SWIRLING AROUND THE MEMOS' FINDINGS are inflamed disagreements about whether torture works – indeed, whether the possibility of a ticking time bomb is enough to outweigh our otherwise universal moral hesitation. Politics aside, no reasonable person likes torture. No such person believes that beating the soles of someone's feet, or hanging someone by their wrists, or pulling off someone's fingernails, is anything but reprehensible. It's probable that these are the gruesome practices President Bush had in mind when he insisted, "We don't torture."
The fact that Americans disagree on that may not be a promising sign.
In his 1946 essay "Politics and the English Language," George Orwell wrote, "[P]olitical speech and writing are largely the defence of the indefensible. Things like the continuance of British rule in India, the Russian purges and deportations, the dropping of the atom bombs on Japan can indeed be defended, but only by arguments which are too brutal for most people to face."
Professor Horton says, "You could just add to the list of examples, 'enhanced interrogation techniques' for torture. 'Enhanced' – stronger! Better! Brighter! – who could object to that? Language is a weapon that's used by the administration in their campaign for support for what they're doing."
So have we just been duping ourselves? If so, and we're willing to ask why we perpetuate – by another name – practices we'd have decried as torture years ago, what could we say?

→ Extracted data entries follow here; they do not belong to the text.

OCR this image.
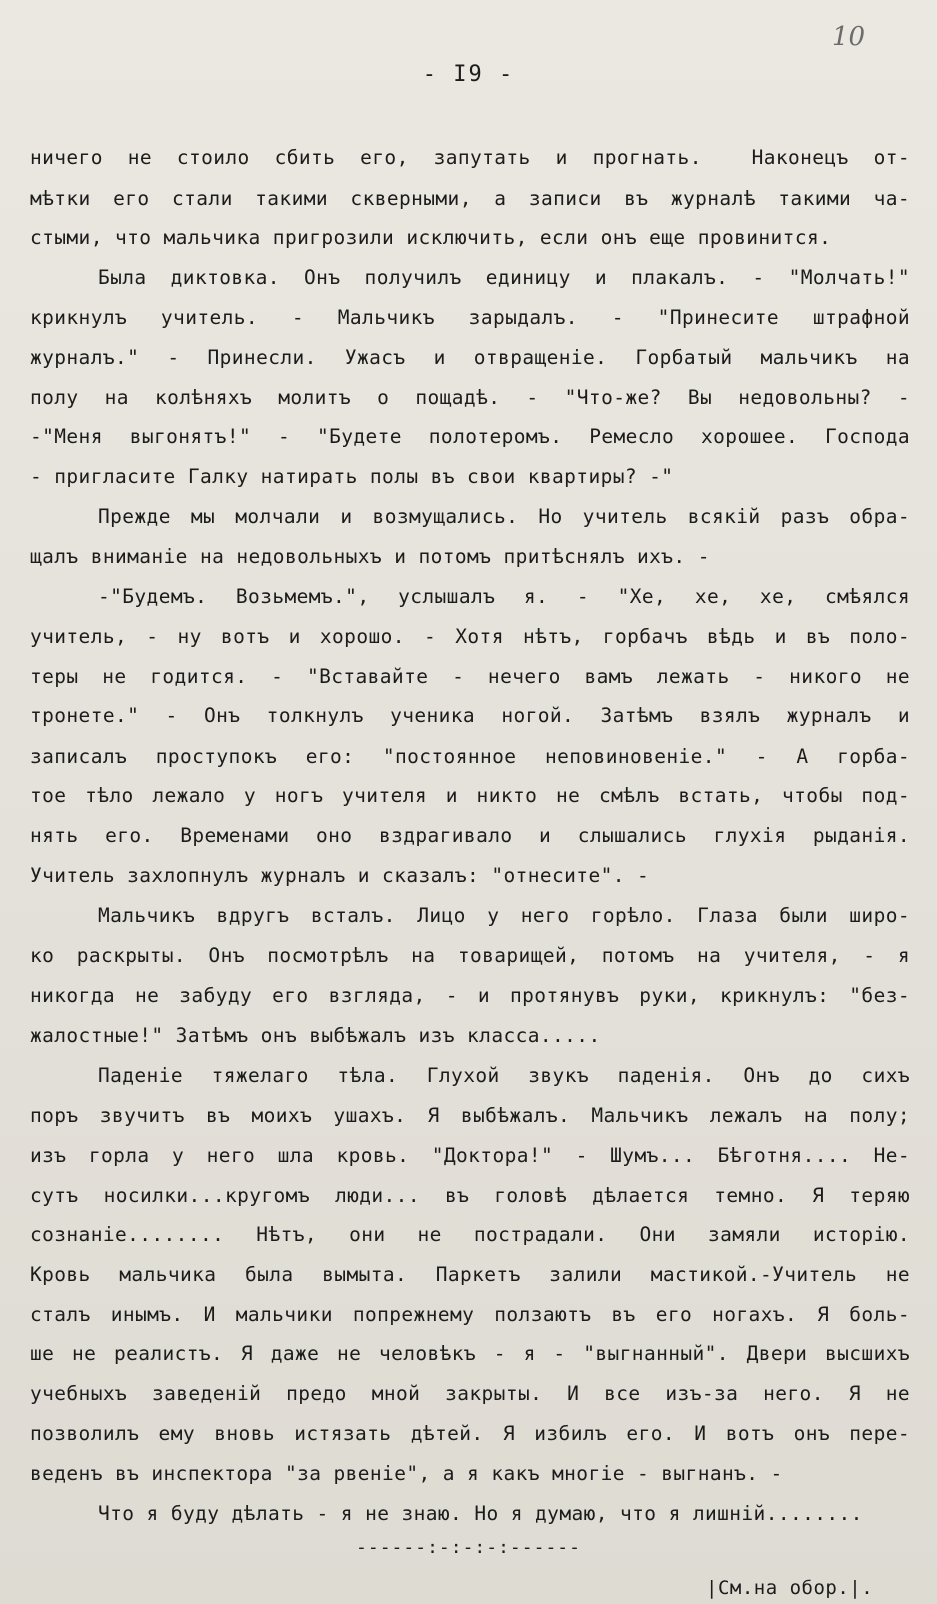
10
- I9 -
ничего не стоило сбить его, запутать и прогнать.  Наконецъ от-
мѣтки его стали такими скверными, а записи въ журналѣ такими ча-
стыми, что мальчика пригрозили исключить, если онъ еще провинится.
Была диктовка. Онъ получилъ единицу и плакалъ. - "Молчать!"
крикнулъ учитель. - Мальчикъ зарыдалъ. - "Принесите штрафной
журналъ." - Принесли. Ужасъ и отвращенiе. Горбатый мальчикъ на
полу на колѣняхъ молитъ о пощадѣ. - "Что-же? Вы недовольны? -
-"Меня выгонятъ!" - "Будете полотеромъ. Ремесло хорошее. Господа
- пригласите Галку натирать полы въ свои квартиры? -"
Прежде мы молчали и возмущались. Но учитель всякiй разъ обра-
щалъ вниманiе на недовольныхъ и потомъ притѣснялъ ихъ. -
-"Будемъ. Возьмемъ.", услышалъ я. - "Хе, хе, хе, смѣялся
учитель, - ну вотъ и хорошо. - Хотя нѣтъ, горбачъ вѣдь и въ поло-
теры не годится. - "Вставайте - нечего вамъ лежать - никого не
тронете." - Онъ толкнулъ ученика ногой. Затѣмъ взялъ журналъ и
записалъ проступокъ его: "постоянное неповиновенiе." - А горба-
тое тѣло лежало у ногъ учителя и никто не смѣлъ встать, чтобы под-
нять его. Временами оно вздрагивало и слышались глухiя рыданiя.
Учитель захлопнулъ журналъ и сказалъ: "отнесите". -
Мальчикъ вдругъ всталъ. Лицо у него горѣло. Глаза были широ-
ко раскрыты. Онъ посмотрѣлъ на товарищей, потомъ на учителя, - я
никогда не забуду его взгляда, - и протянувъ руки, крикнулъ: "без-
жалостные!" Затѣмъ онъ выбѣжалъ изъ класса.....
Паденiе тяжелаго тѣла. Глухой звукъ паденiя. Онъ до сихъ
поръ звучитъ въ моихъ ушахъ. Я выбѣжалъ. Мальчикъ лежалъ на полу;
изъ горла у него шла кровь. "Доктора!" - Шумъ... Бѣготня.... Не-
сутъ носилки...кругомъ люди... въ головѣ дѣлается темно. Я теряю
сознанiе........ Нѣтъ, они не пострадали. Они замяли исторiю.
Кровь мальчика была вымыта. Паркетъ залили мастикой.-Учитель не
сталъ инымъ. И мальчики попрежнему ползаютъ въ его ногахъ. Я боль-
ше не реалистъ. Я даже не человѣкъ - я - "выгнанный". Двери высшихъ
учебныхъ заведенiй предо мной закрыты. И все изъ-за него. Я не
позволилъ ему вновь истязать дѣтей. Я избилъ его. И вотъ онъ пере-
веденъ въ инспектора "за рвенiе", а я какъ многiе - выгнанъ. -
Что я буду дѣлать - я не знаю. Но я думаю, что я лишнiй........
------:-:-:-:------
|См.на обор.|.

That this is how it always happens, according to Professor Rejali.
Two years ago, he published "Torture and Democracy," a history of modern torture. "Every time a country engages in these techniques," he says, they reevaluate the definition of torture. "When France used their techniques, all of a sudden they were 'pushed interrogation.' The Germans called it 'sharpened interrogation.' " So what does our use of, and argument over, "enhanced interrogation" mean?
"Our debate," Rejali says, "is no different than [that in] any other country."